(JTA) — Israel’s government has banned the entry of Jews to Jerusalem’s Temple Mount through the end of the Muslim holy month of Ramadan later this month, a decision prompted by heightened Israeli-Palestinian tensions.
In past years, the mount has been the site of clashes during Ramadan between Israeli security forces and Muslim worshippers. Such clashes took place at the site last week when Israeli forces who were evacuating Muslim worshippers from the Al-Aqsa Mosque overnight were filmed beating them with clubs. The Israel Police are investigating the incident.
Tuesday’s decision also follows a spate of violence in recent days, during Passover, that has included Palestinian terror attacks on Israelis, missiles fired on Israel from militant groups and Israeli military raids in Palestinian areas of the West Bank.
The mount, Judaism’s holiest site, is revered by Muslims as the Noble Sanctuary.

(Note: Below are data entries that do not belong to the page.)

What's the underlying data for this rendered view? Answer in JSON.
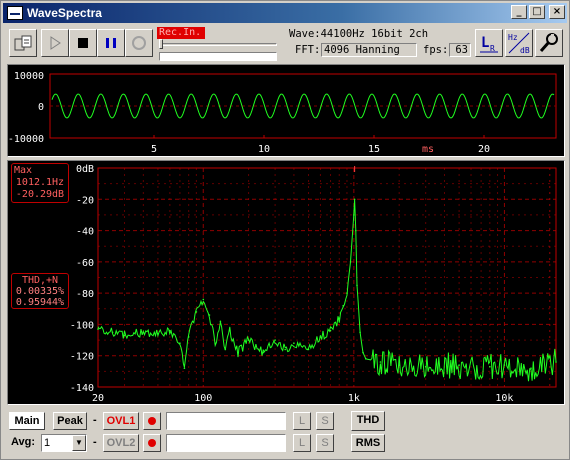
{
  "window": {
    "title": "WaveSpectra"
  },
  "toolbar": {
    "rec_label": "Rec.In.",
    "wave_info": "Wave:44100Hz 16bit 2ch",
    "fft_label": "FFT:",
    "fft_value": "4096 Hanning",
    "fps_label": "fps:",
    "fps_value": "63"
  },
  "scope": {
    "y_labels": [
      "10000",
      "0",
      "-10000"
    ],
    "x_labels": [
      "5",
      "10",
      "15",
      "ms",
      "20"
    ]
  },
  "spectrum": {
    "max_title": "Max",
    "max_freq": "1012.1Hz",
    "max_level": "-20.29dB",
    "thd_title": "THD,+N",
    "thd_value1": "0.00335%",
    "thd_value2": "0.95944%",
    "y_labels": [
      "0dB",
      "-20",
      "-40",
      "-60",
      "-80",
      "-100",
      "-120",
      "-140"
    ],
    "x_labels": [
      "20",
      "100",
      "1k",
      "10k"
    ]
  },
  "bottom": {
    "main_label": "Main",
    "peak_label": "Peak",
    "avg_label": "Avg:",
    "avg_value": "1",
    "ovl1_label": "OVL1",
    "ovl2_label": "OVL2",
    "l_label": "L",
    "s_label": "S",
    "thd_label": "THD",
    "rms_label": "RMS",
    "dash": "-"
  },
  "chart_data": {
    "type": "line",
    "title": "",
    "xlabel": "",
    "ylabel": "",
    "x_scale": "log",
    "xlim": [
      20,
      22000
    ],
    "ylim": [
      -140,
      0
    ],
    "grid": true,
    "series": [
      {
        "x": [
          20,
          25,
          30,
          40,
          50,
          60,
          70,
          75,
          80,
          90,
          100,
          110,
          120,
          130,
          140,
          150,
          170,
          200,
          250,
          300,
          350,
          400,
          500,
          600,
          700,
          800,
          850,
          900,
          950,
          1000,
          1012,
          1030,
          1050,
          1100,
          1150,
          1200,
          1500,
          2000,
          3000,
          5000,
          8000,
          10000,
          15000,
          22000
        ],
        "y": [
          -103,
          -105,
          -107,
          -105,
          -106,
          -104,
          -112,
          -128,
          -108,
          -92,
          -84,
          -94,
          -112,
          -98,
          -116,
          -104,
          -118,
          -110,
          -118,
          -110,
          -116,
          -112,
          -116,
          -108,
          -104,
          -96,
          -88,
          -80,
          -60,
          -30,
          -20,
          -40,
          -75,
          -105,
          -118,
          -122,
          -124,
          -126,
          -127,
          -126,
          -127,
          -126,
          -128,
          -124
        ]
      }
    ]
  }
}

Under current regulations meant to prevent unrest, Muslims may pray on the mount and Jews and others may visit at limited times but may not pray publicly.
A “unanimous recommendation” from the Israel Defense Forces, Defense Ministry, Shin Bet and Israel Police “decided to prohibit Jewish visitors and tourists from going up to the Temple Mount until the end of Ramadan,” according to a statement from Prime Minister Benjamin Netanyahu’s office. Eid al-Fitr, the celebration marking the end of the Muslim month of fasting and worship, ends April 23.
Notably absent from that recommendation was the national security minister, Itamar Ben-Gvir, who the statement nonetheless said was present at the meeting. Ben-Gvir is a far-right politician who is a prominent figure in the movement to expand Jewish prayer at the Temple Mount. In January, he staged a walkthrough of the site soon after the new government, and his cabinet position, was in place.
Relations between Israelis and Palestinians have been tense since a series of Palestinian stabbing attacks on Israelis last year was followed by dozens of deadly Israeli army raids into Palestinian population centers. That tension has risen since Netanyahu again assumed leadership of the country. More than a dozen Israelis, and dozens of Palestinians, have been killed in ongoing violence in recent months.
Violence at the Temple Mount has, in the past, rippled out to the broader Israeli-Palestinian conflict. In 2021, clashes at the site led to unrest across Israel and preceded an 11-day conflict between Israel and Hamas in Gaza.